Le Garçon et le héron : critique du chef-d'oeuvre de Miyazaki

Déborah Lechner | 1 novembre 2023 - MAJ : 03/11/2023 18:24
Déborah Lechner | 1 novembre 2023 - MAJ : 03/11/2023 18:24

Hayao Miyazaki n'avait pas réalisé de long-métrage depuis le mélancolique Le Vent se lève en 2013, qui à l'époque avait été annoncé comme le point final de son oeuvre cinématographique. Son retour sur grand écran dix ans plus tard est donc autant un événement rare qu'un rendez-vous immanquable (que nous n'avons donc pas loupé). Mieux encore, on peut dire que l'attente en valait largement la peine, puisque Le Garçon et le héron est bel et bien le chef-d'oeuvre attendu du maître japonais. 

LE CHANT DU Héron 

Le Garçon et le héron est le long-métrage d'Hayao Miyazaki qui a nécessité le plus de temps de travail  sept ans, très exactement. Cette longue production témoigne bien du travail d'orfèvre du cinéaste et de ses exigences plastiques, qui atteignent ici des sommets après des années de maturation. Pendant près de deux heures, le film fait ainsi défiler quantité d'images subjuguantes, que ce soit des paysages désolés ou des fragments et détails particulièrement soignés, notamment pour les éléments naturels, de l'ondulation de l'eau à son ruissellement en passant par le mouvement d'une flèche qui fend gracieusement l'air.  

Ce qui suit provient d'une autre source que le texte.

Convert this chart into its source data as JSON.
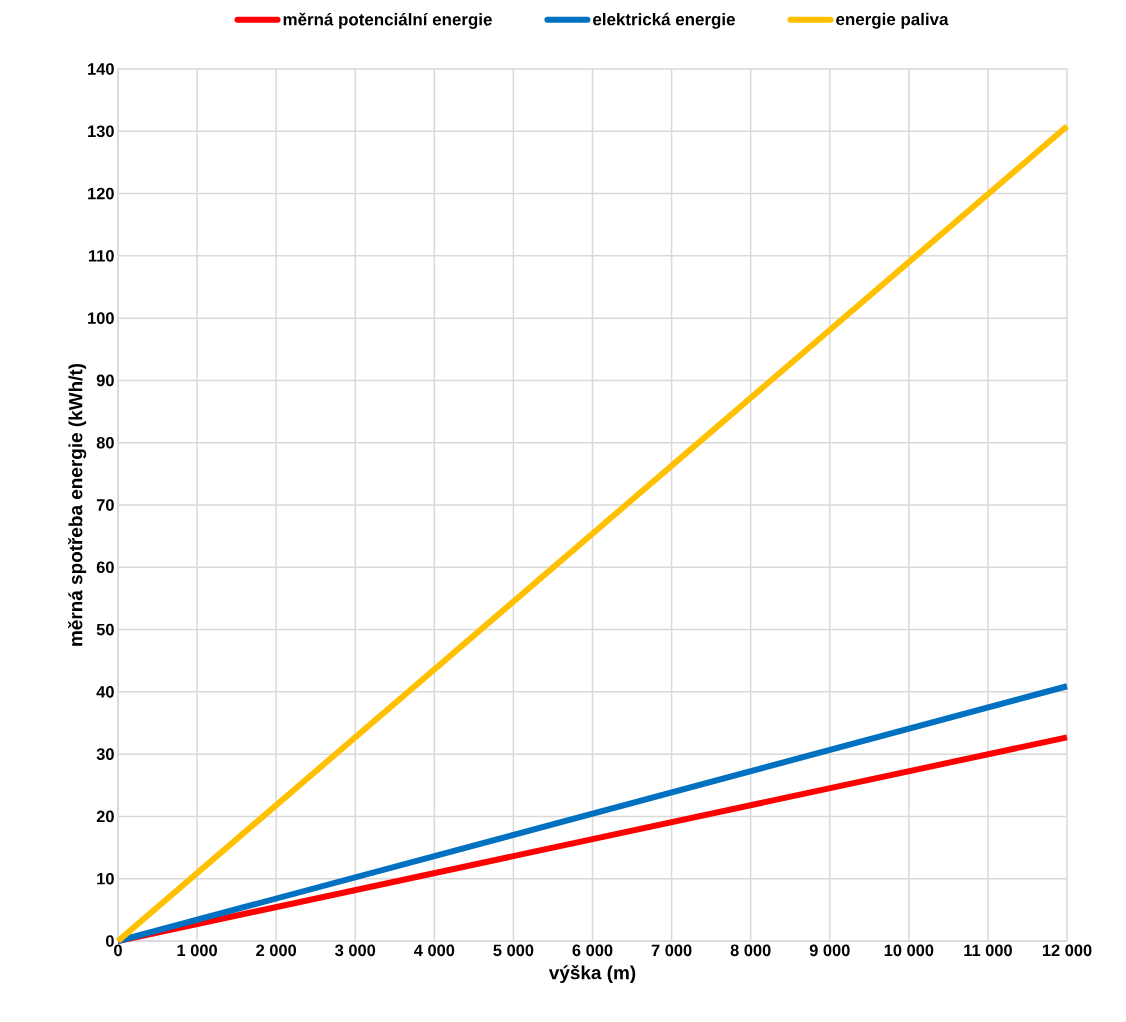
{
  "chart_data": {
    "type": "line",
    "xlabel": "výška (m)",
    "ylabel": "měrná spotřeba energie (kWh/t)",
    "x": [
      0,
      12000
    ],
    "series": [
      {
        "name": "měrná potenciální energie",
        "color": "#ff0000",
        "values": [
          0,
          32.7
        ]
      },
      {
        "name": "elektrická energie",
        "color": "#0070c0",
        "values": [
          0,
          40.9
        ]
      },
      {
        "name": "energie paliva",
        "color": "#ffc000",
        "values": [
          0,
          130.8
        ]
      }
    ],
    "xlim": [
      0,
      12000
    ],
    "xticks": [
      {
        "value": 0,
        "label": "0"
      },
      {
        "value": 1000,
        "label": "1 000"
      },
      {
        "value": 2000,
        "label": "2 000"
      },
      {
        "value": 3000,
        "label": "3 000"
      },
      {
        "value": 4000,
        "label": "4 000"
      },
      {
        "value": 5000,
        "label": "5 000"
      },
      {
        "value": 6000,
        "label": "6 000"
      },
      {
        "value": 7000,
        "label": "7 000"
      },
      {
        "value": 8000,
        "label": "8 000"
      },
      {
        "value": 9000,
        "label": "9 000"
      },
      {
        "value": 10000,
        "label": "10 000"
      },
      {
        "value": 11000,
        "label": "11 000"
      },
      {
        "value": 12000,
        "label": "12 000"
      }
    ],
    "ylim": [
      0,
      140
    ],
    "yticks": [
      0,
      10,
      20,
      30,
      40,
      50,
      60,
      70,
      80,
      90,
      100,
      110,
      120,
      130,
      140
    ],
    "grid": true,
    "legend": "top",
    "marker": "none",
    "line_style": "solid"
  }
}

Le dessin est toujours aussi délicat, les couleurs vives et les idées foisonnantes et extravagantes, en particulier les transformations monstrueuses du héron. D'une technicité sans faille, cet artisanat dévoile toute sa grandeur et sa puissance dès la scène d'introduction littéralement flamboyante où le trait se veut plus vibrant et furieux qu'à l'ordinaire, presque évanescent, pour esquisser des tableaux abstraits et toiles expressionnistes et ainsi plonger plus profondément encore dans le coeur et la tête du créateur.

 

photo

 

Miyazaki rouvre donc en grand les portes de son imaginaire si singulier pour nourrir son douzième long-métrage de ses principales obsessions thématiques : le rapport à la nature et à l'enfance, le deuil, les bouleversements sociaux du Japon et le contraste entre la ville et la campagne. On pourrait ainsi s'amuser à lister tous les motifs qui tendent un miroir à ses précédents films ou à rembobiner tous les fils rouges de son oeuvre, mais ce nouveau rêve éveillé mérite mieux qu'une simple comparaison à Princesse Mononoké ou Le Voyage de Chihiro (dont la structure est a priori la plus proche).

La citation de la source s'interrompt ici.